If the hypothesis was “AI will reduce engineering headcount by 20%,” then yeah, kill that investment. The data doesn’t support it.

But if the hypothesis is “AI will let us punch above our weight class and tackle problems that would otherwise require 2x our team,” then the ROI conversation looks completely different.

A Framework That Works

I’ve started framing AI ROI like this:

ROI = (Quality × Speed × Scope) - (Cost + Risk)

Traditional productivity measures only look at Speed and Cost. But AI’s biggest impact is on Scope—the size and complexity of problems we can tackle.

Example: We’re a 80-person eng org competing against companies with 200+ engineers. AI tools don’t make us 2.5x faster. They make challenges that would’ve required 200 people achievable with 80.

How do you quantify that? You can’t, directly. But you can show:

  • Market share gains in features competitors can’t match
  • Customer retention because we ship quality faster
  • Successful strategic bets that would’ve been off the table

The Real Question

Are we treating AI like headcount reduction or capability expansion?

If it’s headcount reduction, traditional productivity metrics work fine. And yes, kill those investments if the data doesn’t support them.

If it’s capability expansion, we need different measures: Strategic initiative capacity, competitive feature parity, time-to-market for complex capabilities, team ability to take on stretch goals.

What hypotheses did you use when proposing AI investments? That might explain why CFOs are struggling to see ROI—we might have promised the wrong outcomes.

This conversation is fascinating from the design side, and I think there’s an aspect of AI impact that’s getting overlooked: collaboration quality.

What I’m Seeing From the Design Systems Perspective

I work with engineers every day on our component library and design system implementation. Since our eng team started using AI coding assistants about 6 months ago, something unexpected happened:

Engineers got better at explaining technical tradeoffs to non-engineers.

Not faster. Not more productive in the traditional sense. Better at collaboration.

The Qualitative Shift Nobody’s Measuring

Here’s what changed:

  • Engineers using AI are more willing to iterate on design feedback (because implementation feels less costly)
  • Technical discussions with product and design are higher quality (AI helps them explore options before meetings)
  • Cross-functional decisions happen faster (less “let me go figure out if that’s possible” and more real-time problem solving)
  • Documentation quality improved dramatically (AI helps write better explanations of technical decisions)

None of this shows up in velocity metrics.

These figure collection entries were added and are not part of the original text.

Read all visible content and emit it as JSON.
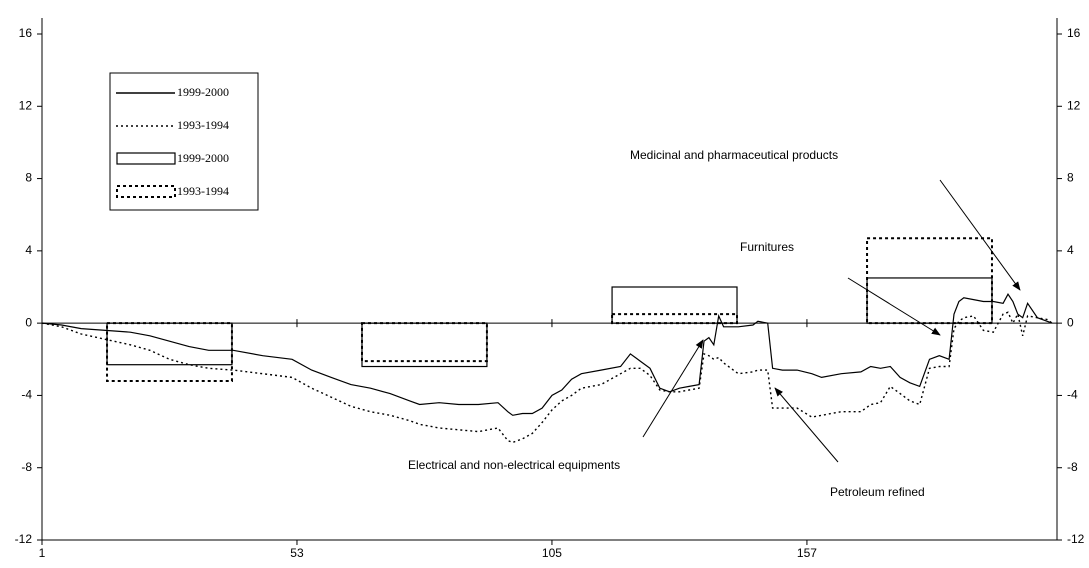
{
  "chart_data": {
    "type": "line",
    "x": [
      1,
      5,
      9,
      14,
      19,
      23,
      27,
      31,
      35,
      40,
      46,
      52,
      56,
      60,
      64,
      68,
      72,
      76,
      78,
      82,
      86,
      90,
      94,
      96,
      97,
      99,
      101,
      103,
      105,
      107,
      109,
      111,
      115,
      119,
      121,
      123,
      125,
      127,
      129,
      131,
      133,
      135,
      136,
      137,
      138,
      139,
      140,
      143,
      146,
      147,
      149,
      150,
      152,
      155,
      158,
      160,
      164,
      168,
      170,
      172,
      174,
      176,
      178,
      180,
      182,
      184,
      186,
      187,
      188,
      189,
      191,
      193,
      195,
      197,
      198,
      199,
      200,
      201,
      202,
      204,
      206,
      207
    ],
    "series": [
      {
        "name": "1999-2000",
        "color": "#000000",
        "dash": "solid",
        "values": [
          0,
          -0.1,
          -0.3,
          -0.4,
          -0.5,
          -0.7,
          -1.0,
          -1.3,
          -1.5,
          -1.5,
          -1.8,
          -2.0,
          -2.6,
          -3.0,
          -3.4,
          -3.6,
          -3.9,
          -4.3,
          -4.5,
          -4.4,
          -4.5,
          -4.5,
          -4.4,
          -4.9,
          -5.1,
          -5.0,
          -5.0,
          -4.7,
          -4.0,
          -3.7,
          -3.1,
          -2.8,
          -2.6,
          -2.4,
          -1.7,
          -2.1,
          -2.5,
          -3.6,
          -3.8,
          -3.6,
          -3.5,
          -3.4,
          -1.0,
          -0.8,
          -1.2,
          0.4,
          -0.2,
          -0.2,
          -0.1,
          0.1,
          0,
          -2.5,
          -2.6,
          -2.6,
          -2.8,
          -3.0,
          -2.8,
          -2.7,
          -2.4,
          -2.5,
          -2.4,
          -3.0,
          -3.3,
          -3.5,
          -2.0,
          -1.8,
          -2.0,
          0.5,
          1.2,
          1.4,
          1.3,
          1.2,
          1.2,
          1.1,
          1.6,
          1.2,
          0.5,
          0.3,
          1.1,
          0.3,
          0.1,
          0
        ]
      },
      {
        "name": "1993-1994",
        "color": "#000000",
        "dash": "dotted",
        "values": [
          0,
          -0.2,
          -0.6,
          -0.9,
          -1.2,
          -1.5,
          -2.0,
          -2.3,
          -2.5,
          -2.6,
          -2.8,
          -3.0,
          -3.6,
          -4.1,
          -4.6,
          -4.9,
          -5.1,
          -5.4,
          -5.6,
          -5.8,
          -5.9,
          -6.0,
          -5.8,
          -6.5,
          -6.6,
          -6.4,
          -6.1,
          -5.5,
          -4.8,
          -4.3,
          -4.0,
          -3.6,
          -3.4,
          -2.8,
          -2.5,
          -2.5,
          -2.9,
          -3.7,
          -3.8,
          -3.8,
          -3.7,
          -3.6,
          -1.7,
          -1.8,
          -2.0,
          -1.9,
          -2.2,
          -2.8,
          -2.7,
          -2.6,
          -2.6,
          -4.7,
          -4.7,
          -4.7,
          -5.2,
          -5.1,
          -4.9,
          -4.9,
          -4.5,
          -4.4,
          -3.5,
          -3.9,
          -4.3,
          -4.5,
          -2.5,
          -2.4,
          -2.4,
          -0.3,
          0.1,
          0.3,
          0.4,
          -0.4,
          -0.5,
          0.5,
          0.6,
          0.0,
          0.5,
          -0.7,
          0.4,
          0.3,
          0.2,
          0
        ]
      }
    ],
    "bar_x": [
      27,
      79,
      130,
      182
    ],
    "bar_series": [
      {
        "name": "1999-2000",
        "color": "#000000",
        "dash": "solid",
        "values": [
          -2.3,
          -2.4,
          2.0,
          2.5
        ]
      },
      {
        "name": "1993-1994",
        "color": "#000000",
        "dash": "dotted",
        "values": [
          -3.2,
          -2.1,
          0.5,
          4.7
        ]
      }
    ],
    "annotations": [
      "Medicinal and pharmaceutical products",
      "Furnitures",
      "Electrical and non-electrical equipments",
      "Petroleum refined"
    ],
    "xlim": [
      1,
      208
    ],
    "xticks": [
      1,
      53,
      105,
      157
    ],
    "ylim": [
      -12,
      16
    ],
    "yticks": [
      -12,
      -8,
      -4,
      0,
      4,
      8,
      12,
      16
    ],
    "y2lim": [
      -12,
      16
    ],
    "y2ticks": [
      -12,
      -8,
      -4,
      0,
      4,
      8,
      12,
      16
    ],
    "legend": "upper left"
  }
}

But it’s hugely valuable.

Questioning the Productivity Frame

David’s point about “competitive positioning vs cost reduction” resonates. But I’d go further:

What if better collaboration is more valuable than faster coding?

I’ve started tracking “cross-functional cycle time” instead of pure engineering velocity:

  • Time from design concept → implementation → feedback → iteration
  • Quality of technical input in early product discussions
  • Designer satisfaction with eng collaboration
  • Reduction in design-eng ping-pong iterations

These metrics are messier. But they capture what’s actually changing.

The Metric That Doesn’t Exist Yet

How do we quantify:

  • “Engineers making better decisions”
  • “Less technical debt because teams explored more options upfront”
  • “Product-eng-design alignment improving”
  • “Junior engineers learning faster from AI pair programming”

Pure cost metrics miss all of this. But these are the things that compound over time into real competitive advantages.

My Worry

If we only measure what’s easy to quantify (cost per feature, velocity), we’ll optimize for the wrong outcomes and kill investments in things that create genuine strategic value.

Keisha’s “capability expansion” frame is exactly right. But I’d add: Collaboration quality expansion might be just as important.

Has anyone found ways to measure the qualitative improvements in how teams work together? Or are we just stuck making the case with anecdotes?